Get to know your apprentice. Take on more than one. Reward good work.
Select the student well. Have regular meetings, with explicit objectives or goals to be accomplished for each meeting to help the student pace the work. Anticipate in your plans “difficult times,” especially around midterms and finals.
Establish a clearly defined research target, involving–in my case–bibliography and organization of data. Confer with the assistants both as a director of your scholarly research and as a colleague: discuss frankly your joint activity and also their current academic projects, so they can experience collegial interaction.
Start strong and demand a lot. If you don’t, the students will not always pick up that this is serious. It is always easier to back off!
Important to meet the assistant each week once a week; to keep track as well as build on what s/he has done.
Just the obvious: a research project has to be challenging but it should not exceed capabilities of your apprentice.
Meet with each student weekly to keep them on track. Give them small, do-able projects. Ask your graduate students to take the URAP students under their wings. . . assign specific grad student to specific [Research Apprentice]. Start out with just one URAP student.
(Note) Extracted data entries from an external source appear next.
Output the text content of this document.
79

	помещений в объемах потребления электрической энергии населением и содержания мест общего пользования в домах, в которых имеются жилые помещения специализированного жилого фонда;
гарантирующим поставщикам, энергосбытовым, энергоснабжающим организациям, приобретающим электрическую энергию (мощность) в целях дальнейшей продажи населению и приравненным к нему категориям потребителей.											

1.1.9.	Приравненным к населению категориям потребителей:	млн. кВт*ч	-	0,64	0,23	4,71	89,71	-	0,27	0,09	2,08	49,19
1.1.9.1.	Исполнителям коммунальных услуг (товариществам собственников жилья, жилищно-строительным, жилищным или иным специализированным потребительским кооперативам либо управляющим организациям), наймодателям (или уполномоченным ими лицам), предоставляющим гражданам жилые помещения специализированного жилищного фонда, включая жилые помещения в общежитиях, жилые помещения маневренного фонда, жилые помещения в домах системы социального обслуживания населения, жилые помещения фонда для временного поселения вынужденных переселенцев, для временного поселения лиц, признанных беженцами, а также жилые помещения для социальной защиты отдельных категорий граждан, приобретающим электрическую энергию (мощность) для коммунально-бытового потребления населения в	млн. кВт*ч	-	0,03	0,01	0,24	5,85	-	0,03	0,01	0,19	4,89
If it works well, then try more.
Have a very clear sense of the basic skills you want the URA to acquire. Start with small, well-defined, even routine projects and then, when you have a sense of the URA’s strengths, build on them. I also discuss my weekly research with the URA so that she understands my work process–its structure and content.
Spend a lot of time with the student at the very start, paying particular attention to whether the problem being worked on is hard enough to be interesting, but easy enough that initial progress is made quickly.
Regular meetings. Clear instructions and expectations. Lots of feedback. Periodic casual lunches. Sense of humor.
Clear goals–what will the student be trying to accomplish and how does this fit into the “big picture”? Regular structure (meetings, feedback on progress toward goals). Opportunities for creative input from students. If possible, bring in an interested graduate student(s) working on same project.
I found it very useful to have regular meetings with the students. Even if we sometimes did not have new materials to discuss, at least seeing each other and keeping the group together seemed to work very well for me. I also wrote up little reports for each meeting. In this way, the students had a time sheet of sorts which they could consult, in case they were unable to come to the meeting.
For bibliographic work, have students sign up and complete these mini-courses offered at the library on how to do searches. Also for bibliographic work, diligent “B” students are sometimes better than inspired “A” students. If you have more than one URA, have them meet with one another and exchange #s and tips among themselves.
Do not take on more students than you have available work for (even if they desperately want to work with you). Set up a regular schedule of hours/week and provide sufficient guidance regarding how the tasks are to be carried out. Use e-mail when appropriate to communicate with the student, since office coordination is not always easy. Stress the importance of time management–be careful about taking on students who already have heavy course loads.
Essential to hold regular weekly meetings with the Undergraduate Research Apprentice.
A group meeting–two or three of us–over tea and cake in my home once every six weeks proved to be stimulating and productive. Each of us could talk about his and her work, bring along materials, and together we could examine books and pictures, play examples of music…
Give students specific tasks and have them sign up for specific hours each week, rather than having work be ‘free-form and open-ended.’
We have been careful (and lucky, perhaps) in selecting apprentices genuinely interested in our project. Once accepted we make every effort to integrate them with the staff of the project. We spend a period of time helping them understand the theory behind the research and how the study was actually conducted and what has been done up to the point they joined the project. We design for them short and discrete tasks that they can complete in a semester. Each task is more or less self-contained. There is also the social aspect of it: In the second or third week of the semester we have a staff lunch during which we talk about the project, our backgrounds and schedules. We may have a mid-semester lunch and then an end of semester lunch during which I present a gift to each apprentice in appreciation for their work on the project. The gift is usually in the form of a book on research or the particular interest (e.g. law) of an apprentice. I should also add that I give a gift certificate to each apprentice and each staff member during Christmas.
Make very sure the applicant is qualified for the intended assignments.